Health insurance giant WellPoint has cast off its 2004 merger-acquired name and re-rebranded itself as Anthem Inc.
The name change, completed by the time the sun went up today, was a complicated affair. It required shareholder approval, done in November, and entailed changing the publicly traded company’s stock ticker from WLP to ANTM, creating a new website (antheminc.com) and, of course, hoisting new lettering over the entrance to its Monument Circle headquarters.
This is the second time the company has rebranded itself as Anthem. When the insurer moved into its Monument Circle headquarters in 1991, it was known as Associated Group. The Anthem name came later, followed by WellPoint, the name of the larger California-based insurer that Anthem acquired for $20.8 billion in 2004.
The erecting of the Anthem name in blue letters on the headquarters comes almost exactly 10 years to the day that the WellPoint name went up.
The latest corporate rebranding is an attempt to return to a name that is more widely recognized by the public. The Anthem name remained in use even after 2004 by many of the company’s state affiliates, including in Indiana where the company sells its insurance under the name Anthem Blue Cross-Blue Shield.
Having a broadly recognized consumer moniker is more important to Anthem now because, under new federal health insurance regulations, the company is focusing more on sales to individuals rather than to employer groups as it did previously.

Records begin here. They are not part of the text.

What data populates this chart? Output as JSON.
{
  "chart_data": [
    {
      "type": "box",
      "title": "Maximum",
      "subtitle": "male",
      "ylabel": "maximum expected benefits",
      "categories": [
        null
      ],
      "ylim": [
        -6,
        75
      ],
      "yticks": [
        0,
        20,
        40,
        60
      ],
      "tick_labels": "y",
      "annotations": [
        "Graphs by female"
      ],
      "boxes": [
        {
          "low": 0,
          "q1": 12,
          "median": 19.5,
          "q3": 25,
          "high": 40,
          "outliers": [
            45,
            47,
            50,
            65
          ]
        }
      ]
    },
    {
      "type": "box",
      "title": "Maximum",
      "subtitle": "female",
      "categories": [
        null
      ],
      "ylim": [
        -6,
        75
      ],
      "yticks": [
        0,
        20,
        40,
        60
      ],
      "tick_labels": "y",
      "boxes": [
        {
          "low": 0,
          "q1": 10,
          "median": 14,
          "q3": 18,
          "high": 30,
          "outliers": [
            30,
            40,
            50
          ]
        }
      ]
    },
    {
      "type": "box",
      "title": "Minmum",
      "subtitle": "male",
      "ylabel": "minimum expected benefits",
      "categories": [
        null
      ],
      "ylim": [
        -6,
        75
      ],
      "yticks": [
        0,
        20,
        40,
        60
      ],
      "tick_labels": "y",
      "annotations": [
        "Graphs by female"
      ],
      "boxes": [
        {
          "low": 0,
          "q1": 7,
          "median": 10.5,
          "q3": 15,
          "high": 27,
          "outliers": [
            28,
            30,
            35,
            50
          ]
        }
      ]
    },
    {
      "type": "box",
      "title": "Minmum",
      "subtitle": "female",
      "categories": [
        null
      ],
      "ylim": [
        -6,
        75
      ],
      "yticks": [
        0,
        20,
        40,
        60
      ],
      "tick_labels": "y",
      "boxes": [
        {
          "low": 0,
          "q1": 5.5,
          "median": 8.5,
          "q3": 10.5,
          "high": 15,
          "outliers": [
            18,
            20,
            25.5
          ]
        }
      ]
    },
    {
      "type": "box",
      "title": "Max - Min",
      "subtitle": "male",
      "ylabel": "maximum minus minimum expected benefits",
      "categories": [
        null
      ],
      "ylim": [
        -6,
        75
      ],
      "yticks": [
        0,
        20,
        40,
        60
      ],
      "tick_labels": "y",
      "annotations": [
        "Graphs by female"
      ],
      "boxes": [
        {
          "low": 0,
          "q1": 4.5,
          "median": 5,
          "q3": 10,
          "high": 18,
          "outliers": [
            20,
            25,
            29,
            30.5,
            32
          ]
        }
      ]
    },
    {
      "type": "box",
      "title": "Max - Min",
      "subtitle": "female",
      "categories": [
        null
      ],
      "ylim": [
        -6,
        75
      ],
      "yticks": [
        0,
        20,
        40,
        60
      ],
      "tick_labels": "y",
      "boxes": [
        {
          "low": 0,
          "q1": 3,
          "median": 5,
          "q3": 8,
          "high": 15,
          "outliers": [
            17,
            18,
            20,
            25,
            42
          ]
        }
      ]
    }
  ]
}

“We believe it is important to call ourselves by the name that people know us by best — Anthem,” company President and CEO Joseph Swedish says on a message on the renamed website today.
The WellPoint name will no longer be publicly used by the company, spokeswoman Gene Rodriguez said. Even the charitable WellPoint Foundation was renamed the Anthem Foundation, she said.
Internet users who try to go to the old wellpoint.com website are redirected to the new antheminc.com site.
The WellPoint name originated with Blue Cross of California officials in 1992 when that company went public. The name was meant to reflect “integration, integrity, strength and stability” and was not a reference to a wellpoint, which is a pipe driven into the soil to tap groundwater, a spokeswoman explained in 2004.
To remind one of its most constituencies of the name change, company leaders will ring the closing bell on the floor of the New York Stock Exchange today.